HUNDREDS of people were affected by a storm that tore through the county, but as clean-up operations are continuing many people are preparing for another storm that is heading our way.

Over the weekend Cumbria was battered by strong winds and heavy downpours which saw many homes in Appleby flooded and left thousands of homes across the county without power for several hours.

Homes and businesses were submerged as river levels kept rising in the Eden Valley.

In total, more than 70 flood warnings and alerts were issued along with widespread travel disruption.

As Storm Ciara battered the county police were forced to close a number of roads.

Appleby was a particularly badly hit area.

On Saturday night residents and volunteers worked through the night to put flood defences in place and hand out sandbags, not suspecting the river would rise to almost Storm Desmond levels.

During the early hours of Sunday morning, residents moved cars and packed up belongings ready for the impact of the storm.

Emergency services continued to rescue people and animals and crews from Lazonby Fire Station were called after the farmer had been cut off from dry land as a result of the rising water.

Rain was so powerful that a United Utilities water main pipe became damaged, taking almost five days to repair.

The pipe located underwater in the Selside area near Kendal was damaged by the storm on Sunday.

Teams battled challenging conditions, including snow in the rural location where the water main crosses a river bed, meaning it took longer than anticipated to complete the work.

United Utilities informed people that the pipe had been repaired yesterday morning, however, properties may still face water problems for up to three days.

The reason for the delay is because 90m litres of water needs to be brought back to the network.

Martin Padley, water service director at United Utilities, said: “Our teams are working around the clock to get this pipe repaired and water supplies back to normal.
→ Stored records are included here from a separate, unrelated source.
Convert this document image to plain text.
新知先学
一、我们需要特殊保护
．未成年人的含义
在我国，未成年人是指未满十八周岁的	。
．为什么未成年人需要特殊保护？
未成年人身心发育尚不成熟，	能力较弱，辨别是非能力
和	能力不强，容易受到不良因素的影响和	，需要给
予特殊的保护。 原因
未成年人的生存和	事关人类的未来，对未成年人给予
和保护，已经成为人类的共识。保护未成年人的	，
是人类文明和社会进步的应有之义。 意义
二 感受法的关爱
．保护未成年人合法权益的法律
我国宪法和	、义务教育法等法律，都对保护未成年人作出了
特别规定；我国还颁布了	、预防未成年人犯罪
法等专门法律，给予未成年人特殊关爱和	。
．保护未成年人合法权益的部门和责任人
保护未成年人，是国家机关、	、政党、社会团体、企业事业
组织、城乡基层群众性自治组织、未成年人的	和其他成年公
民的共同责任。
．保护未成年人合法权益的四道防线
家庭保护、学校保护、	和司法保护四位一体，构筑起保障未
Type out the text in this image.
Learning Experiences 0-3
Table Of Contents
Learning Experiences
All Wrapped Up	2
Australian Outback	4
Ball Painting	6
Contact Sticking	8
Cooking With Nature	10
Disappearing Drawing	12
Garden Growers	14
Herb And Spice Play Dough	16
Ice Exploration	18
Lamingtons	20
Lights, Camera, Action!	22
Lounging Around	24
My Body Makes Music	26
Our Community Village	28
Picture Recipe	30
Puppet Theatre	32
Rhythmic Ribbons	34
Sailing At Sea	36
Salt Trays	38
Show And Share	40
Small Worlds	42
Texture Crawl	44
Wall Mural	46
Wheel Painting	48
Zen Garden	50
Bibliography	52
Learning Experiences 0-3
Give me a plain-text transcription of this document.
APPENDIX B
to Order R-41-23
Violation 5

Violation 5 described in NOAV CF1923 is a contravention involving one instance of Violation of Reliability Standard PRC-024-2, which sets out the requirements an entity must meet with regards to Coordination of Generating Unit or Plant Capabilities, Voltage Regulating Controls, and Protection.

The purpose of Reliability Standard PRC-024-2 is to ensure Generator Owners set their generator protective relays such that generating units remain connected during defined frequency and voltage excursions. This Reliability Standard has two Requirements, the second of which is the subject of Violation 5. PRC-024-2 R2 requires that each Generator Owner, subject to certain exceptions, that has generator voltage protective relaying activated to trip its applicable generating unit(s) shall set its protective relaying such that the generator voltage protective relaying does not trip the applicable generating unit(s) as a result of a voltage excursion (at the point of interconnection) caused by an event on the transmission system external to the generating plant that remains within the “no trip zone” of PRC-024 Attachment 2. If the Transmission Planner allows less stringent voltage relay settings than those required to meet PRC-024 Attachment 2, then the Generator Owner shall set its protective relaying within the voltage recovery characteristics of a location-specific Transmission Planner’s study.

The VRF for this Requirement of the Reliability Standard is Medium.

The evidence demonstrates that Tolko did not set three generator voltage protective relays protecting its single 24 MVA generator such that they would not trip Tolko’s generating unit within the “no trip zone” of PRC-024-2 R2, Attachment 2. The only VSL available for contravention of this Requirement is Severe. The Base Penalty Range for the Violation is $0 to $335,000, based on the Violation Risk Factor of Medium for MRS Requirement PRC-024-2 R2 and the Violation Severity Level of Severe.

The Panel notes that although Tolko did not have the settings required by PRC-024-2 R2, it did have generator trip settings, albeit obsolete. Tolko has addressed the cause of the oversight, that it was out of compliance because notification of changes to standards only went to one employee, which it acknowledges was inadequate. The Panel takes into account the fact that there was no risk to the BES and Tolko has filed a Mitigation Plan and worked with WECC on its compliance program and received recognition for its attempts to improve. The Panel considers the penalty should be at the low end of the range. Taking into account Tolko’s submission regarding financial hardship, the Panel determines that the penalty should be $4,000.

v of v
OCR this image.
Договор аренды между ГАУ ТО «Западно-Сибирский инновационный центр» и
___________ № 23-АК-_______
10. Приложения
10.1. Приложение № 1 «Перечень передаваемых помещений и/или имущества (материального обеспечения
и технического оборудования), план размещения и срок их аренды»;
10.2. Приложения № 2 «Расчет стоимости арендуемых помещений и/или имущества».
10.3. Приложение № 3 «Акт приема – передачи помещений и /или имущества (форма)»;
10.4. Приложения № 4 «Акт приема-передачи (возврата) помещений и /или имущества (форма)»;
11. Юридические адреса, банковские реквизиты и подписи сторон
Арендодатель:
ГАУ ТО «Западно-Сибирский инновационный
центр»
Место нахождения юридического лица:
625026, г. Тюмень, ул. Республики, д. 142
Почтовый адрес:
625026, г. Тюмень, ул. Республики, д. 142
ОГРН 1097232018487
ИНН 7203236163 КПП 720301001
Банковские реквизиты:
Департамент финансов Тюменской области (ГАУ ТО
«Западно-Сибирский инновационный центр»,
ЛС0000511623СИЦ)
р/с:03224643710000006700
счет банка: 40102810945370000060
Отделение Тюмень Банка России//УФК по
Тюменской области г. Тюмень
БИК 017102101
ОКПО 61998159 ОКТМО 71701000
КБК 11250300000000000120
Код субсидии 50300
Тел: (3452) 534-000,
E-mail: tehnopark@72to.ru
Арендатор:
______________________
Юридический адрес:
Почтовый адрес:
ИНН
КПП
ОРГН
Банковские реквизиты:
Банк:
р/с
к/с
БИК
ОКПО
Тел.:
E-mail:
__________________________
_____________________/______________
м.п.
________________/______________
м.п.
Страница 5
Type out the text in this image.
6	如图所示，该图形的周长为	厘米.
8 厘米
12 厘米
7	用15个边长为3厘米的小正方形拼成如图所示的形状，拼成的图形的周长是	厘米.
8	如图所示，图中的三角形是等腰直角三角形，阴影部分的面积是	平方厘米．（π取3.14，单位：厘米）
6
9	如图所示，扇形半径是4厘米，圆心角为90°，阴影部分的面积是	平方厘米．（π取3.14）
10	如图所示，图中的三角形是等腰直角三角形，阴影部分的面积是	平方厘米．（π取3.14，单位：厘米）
“I want to thank residents who are showing real community spirit in helping each other with the bottled water supplies.

“Our tankering operation is helping to maintain some water supplies and we have drafted in additional tankers from outside the region. The weather conditions and rural roads are making this especially difficult for driving HGVs and we are grateful for the support of the local council here."

Nearly ten thousand homes experienced black-outs for several hours over Saturday and Sunday, with 200 extra workers drafted in to help solve problems.

Martin Deehan, operations director for the north for Electricity North West, explained: "There were extremely high winds over the weekend.

"We knew it was going to be a prolonged event. Almost 10,000 homes across Cumbria were affected and thankfully we were able to reconnect them all.

"It's been a tough job but we've had a fantastic response. 200 workers responded and we had lots of support.

"The support behind the engineers has been great. Almost 5,000 calls were received and it was a real team effort.

"We now have Storm Dennis on the way and it's difficult to predict what is going to happen.

"We always look towards the potential damage and we're ready to go again and we have similar workers on hand.

"We have no shortage of people volunteering to work."